As a consequence, allow the prefix "0h" for hexadecimal floating
point.
Since we allow the prefix $ instead of 0x for integer constants, do
the same for floating point. No suffix support at this time; we may
want to consider if that would be appropriate.
1e30 is a floating-point constant, but 1e30h is not. The scanner
won't know that until it sees the "h", so make sure we keep enough
state to be able to distinguish "1e30" (a possible hex constant) from
"1.e30", "1e+30" or "1.0" (unabiguously floating-point.)
Remove bogus "treat labels different from immediates" code, which
would result in generating of a relative mod/rm but without adjusting
the address accordingly.
Update addressing mode test.
Add special operators to allow the use of floating-point constants in
contexts other than DW/DD/DQ/DT/DO.
As part of this checkin, make MAX_KEYWORD generated by tokhash.pl,
since it knows what all the keywords are so it can tell which one is
the longest.
INVLPGA is defined as taking rax,ecx but "the portion of rax used to
form the address is determined by the effective address size", so it
is really ax/eax/rax.
Unify all the standard IEEE formats into one function, add support for
IEEE standard 128-bit floating point numbers.

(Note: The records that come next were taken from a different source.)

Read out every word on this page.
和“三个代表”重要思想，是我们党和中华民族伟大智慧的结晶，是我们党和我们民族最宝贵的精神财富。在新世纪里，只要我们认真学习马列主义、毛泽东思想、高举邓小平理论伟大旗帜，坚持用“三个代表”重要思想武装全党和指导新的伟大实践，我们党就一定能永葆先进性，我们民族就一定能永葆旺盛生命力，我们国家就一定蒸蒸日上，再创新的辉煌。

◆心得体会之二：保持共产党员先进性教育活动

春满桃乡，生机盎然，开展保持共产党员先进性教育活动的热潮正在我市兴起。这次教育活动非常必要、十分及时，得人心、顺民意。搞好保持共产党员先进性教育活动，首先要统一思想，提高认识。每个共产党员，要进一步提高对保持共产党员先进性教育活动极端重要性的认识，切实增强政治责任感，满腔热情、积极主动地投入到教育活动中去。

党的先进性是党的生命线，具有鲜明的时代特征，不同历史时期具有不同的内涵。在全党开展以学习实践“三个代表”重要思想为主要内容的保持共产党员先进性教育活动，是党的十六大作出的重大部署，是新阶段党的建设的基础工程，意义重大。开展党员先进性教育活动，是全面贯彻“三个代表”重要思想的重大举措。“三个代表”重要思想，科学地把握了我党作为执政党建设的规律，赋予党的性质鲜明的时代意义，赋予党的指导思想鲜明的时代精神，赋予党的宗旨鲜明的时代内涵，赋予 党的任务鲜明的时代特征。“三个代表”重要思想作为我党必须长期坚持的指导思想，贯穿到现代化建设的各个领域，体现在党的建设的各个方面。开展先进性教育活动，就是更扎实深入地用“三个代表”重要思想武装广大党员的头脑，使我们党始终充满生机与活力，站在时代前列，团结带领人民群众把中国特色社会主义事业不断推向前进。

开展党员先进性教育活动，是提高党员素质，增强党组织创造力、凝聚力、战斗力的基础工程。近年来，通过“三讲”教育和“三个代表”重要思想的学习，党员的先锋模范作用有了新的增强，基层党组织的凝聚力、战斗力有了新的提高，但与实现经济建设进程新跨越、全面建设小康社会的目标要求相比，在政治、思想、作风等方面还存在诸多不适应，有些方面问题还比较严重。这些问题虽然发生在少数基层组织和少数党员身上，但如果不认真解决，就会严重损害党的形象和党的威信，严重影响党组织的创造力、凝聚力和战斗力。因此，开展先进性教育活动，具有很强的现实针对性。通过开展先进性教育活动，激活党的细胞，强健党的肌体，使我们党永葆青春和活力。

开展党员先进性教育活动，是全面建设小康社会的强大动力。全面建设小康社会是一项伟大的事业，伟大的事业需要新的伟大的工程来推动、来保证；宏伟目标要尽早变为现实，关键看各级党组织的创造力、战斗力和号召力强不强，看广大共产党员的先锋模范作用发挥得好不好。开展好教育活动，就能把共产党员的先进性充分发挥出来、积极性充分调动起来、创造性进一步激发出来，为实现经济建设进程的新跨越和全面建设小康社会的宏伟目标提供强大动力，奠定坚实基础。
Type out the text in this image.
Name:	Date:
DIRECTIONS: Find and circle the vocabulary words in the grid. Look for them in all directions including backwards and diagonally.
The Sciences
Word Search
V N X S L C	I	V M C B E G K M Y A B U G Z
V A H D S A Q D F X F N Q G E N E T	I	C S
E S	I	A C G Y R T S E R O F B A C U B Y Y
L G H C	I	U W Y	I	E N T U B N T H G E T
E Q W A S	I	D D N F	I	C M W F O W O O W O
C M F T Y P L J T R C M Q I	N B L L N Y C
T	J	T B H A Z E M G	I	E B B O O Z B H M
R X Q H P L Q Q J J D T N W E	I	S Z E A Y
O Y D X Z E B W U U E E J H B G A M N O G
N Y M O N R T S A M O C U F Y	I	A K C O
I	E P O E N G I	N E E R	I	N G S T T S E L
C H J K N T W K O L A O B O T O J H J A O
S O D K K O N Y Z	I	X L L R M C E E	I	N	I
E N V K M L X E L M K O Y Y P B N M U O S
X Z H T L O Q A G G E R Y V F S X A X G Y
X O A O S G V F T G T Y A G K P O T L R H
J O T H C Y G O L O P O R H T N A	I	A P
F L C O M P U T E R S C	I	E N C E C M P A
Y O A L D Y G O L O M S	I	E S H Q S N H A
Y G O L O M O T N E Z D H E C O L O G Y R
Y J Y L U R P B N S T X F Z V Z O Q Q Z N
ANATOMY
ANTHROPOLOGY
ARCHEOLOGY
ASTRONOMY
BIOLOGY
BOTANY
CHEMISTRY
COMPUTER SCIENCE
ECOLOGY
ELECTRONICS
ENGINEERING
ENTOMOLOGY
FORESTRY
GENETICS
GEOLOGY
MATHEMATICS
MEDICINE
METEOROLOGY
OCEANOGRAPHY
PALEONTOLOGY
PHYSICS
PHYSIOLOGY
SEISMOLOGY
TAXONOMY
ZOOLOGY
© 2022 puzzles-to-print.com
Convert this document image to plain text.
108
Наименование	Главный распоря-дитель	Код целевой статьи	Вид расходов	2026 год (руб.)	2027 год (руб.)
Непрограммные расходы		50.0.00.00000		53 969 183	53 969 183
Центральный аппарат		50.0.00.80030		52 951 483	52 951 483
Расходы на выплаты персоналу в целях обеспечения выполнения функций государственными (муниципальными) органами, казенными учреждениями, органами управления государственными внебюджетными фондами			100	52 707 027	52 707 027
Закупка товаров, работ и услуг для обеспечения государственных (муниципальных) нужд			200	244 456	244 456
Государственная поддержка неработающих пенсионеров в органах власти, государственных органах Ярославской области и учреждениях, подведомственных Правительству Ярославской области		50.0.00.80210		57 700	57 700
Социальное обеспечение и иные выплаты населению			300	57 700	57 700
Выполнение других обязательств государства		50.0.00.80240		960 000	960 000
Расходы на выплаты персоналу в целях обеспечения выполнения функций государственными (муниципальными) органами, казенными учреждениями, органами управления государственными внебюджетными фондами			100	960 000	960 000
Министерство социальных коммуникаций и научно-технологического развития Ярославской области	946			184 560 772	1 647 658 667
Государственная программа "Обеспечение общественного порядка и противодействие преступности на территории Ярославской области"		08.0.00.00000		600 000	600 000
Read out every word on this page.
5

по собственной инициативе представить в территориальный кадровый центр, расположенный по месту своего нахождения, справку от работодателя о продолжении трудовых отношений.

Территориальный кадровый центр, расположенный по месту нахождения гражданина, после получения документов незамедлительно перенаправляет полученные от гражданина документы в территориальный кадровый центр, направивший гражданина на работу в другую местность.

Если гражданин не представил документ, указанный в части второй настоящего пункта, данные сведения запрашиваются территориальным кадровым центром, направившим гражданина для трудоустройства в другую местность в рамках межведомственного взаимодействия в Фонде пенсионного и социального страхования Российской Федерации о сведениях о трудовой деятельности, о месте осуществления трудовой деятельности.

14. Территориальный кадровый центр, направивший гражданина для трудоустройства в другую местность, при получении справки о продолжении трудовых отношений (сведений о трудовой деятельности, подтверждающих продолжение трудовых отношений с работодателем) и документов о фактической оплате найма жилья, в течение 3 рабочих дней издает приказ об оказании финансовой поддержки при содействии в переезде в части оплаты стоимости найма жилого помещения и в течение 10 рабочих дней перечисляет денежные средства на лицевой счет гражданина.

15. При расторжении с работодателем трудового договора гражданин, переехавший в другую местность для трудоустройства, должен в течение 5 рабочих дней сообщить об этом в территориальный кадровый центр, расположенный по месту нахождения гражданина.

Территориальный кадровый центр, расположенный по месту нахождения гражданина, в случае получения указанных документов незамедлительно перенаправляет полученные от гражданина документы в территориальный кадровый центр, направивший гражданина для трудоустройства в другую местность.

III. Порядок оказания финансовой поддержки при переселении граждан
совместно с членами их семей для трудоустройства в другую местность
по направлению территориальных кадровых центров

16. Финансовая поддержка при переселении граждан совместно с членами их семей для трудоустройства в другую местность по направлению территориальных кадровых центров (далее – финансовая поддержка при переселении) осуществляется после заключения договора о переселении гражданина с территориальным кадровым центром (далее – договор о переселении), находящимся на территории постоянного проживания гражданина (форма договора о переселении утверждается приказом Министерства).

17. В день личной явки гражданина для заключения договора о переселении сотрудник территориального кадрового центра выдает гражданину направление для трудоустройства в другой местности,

The 80-bit format is still special since it explicitly represents the
integer portion.
This checkin completes what is required to actually generate SSE5
instructions. No support in the disassembler yet.
This checkin covers:
- Support for actually generating DREX prefixes.
- Support for matching operand "operand X must match Y"
Simple scripts to generate performance benchmarks for label,
macro and token lookups. The label and macro lookups are simple
numerical sequences; it may be desirable to add some more
sophisticated algorithms for producing tokens in case we want to
compare different hash functions against each other.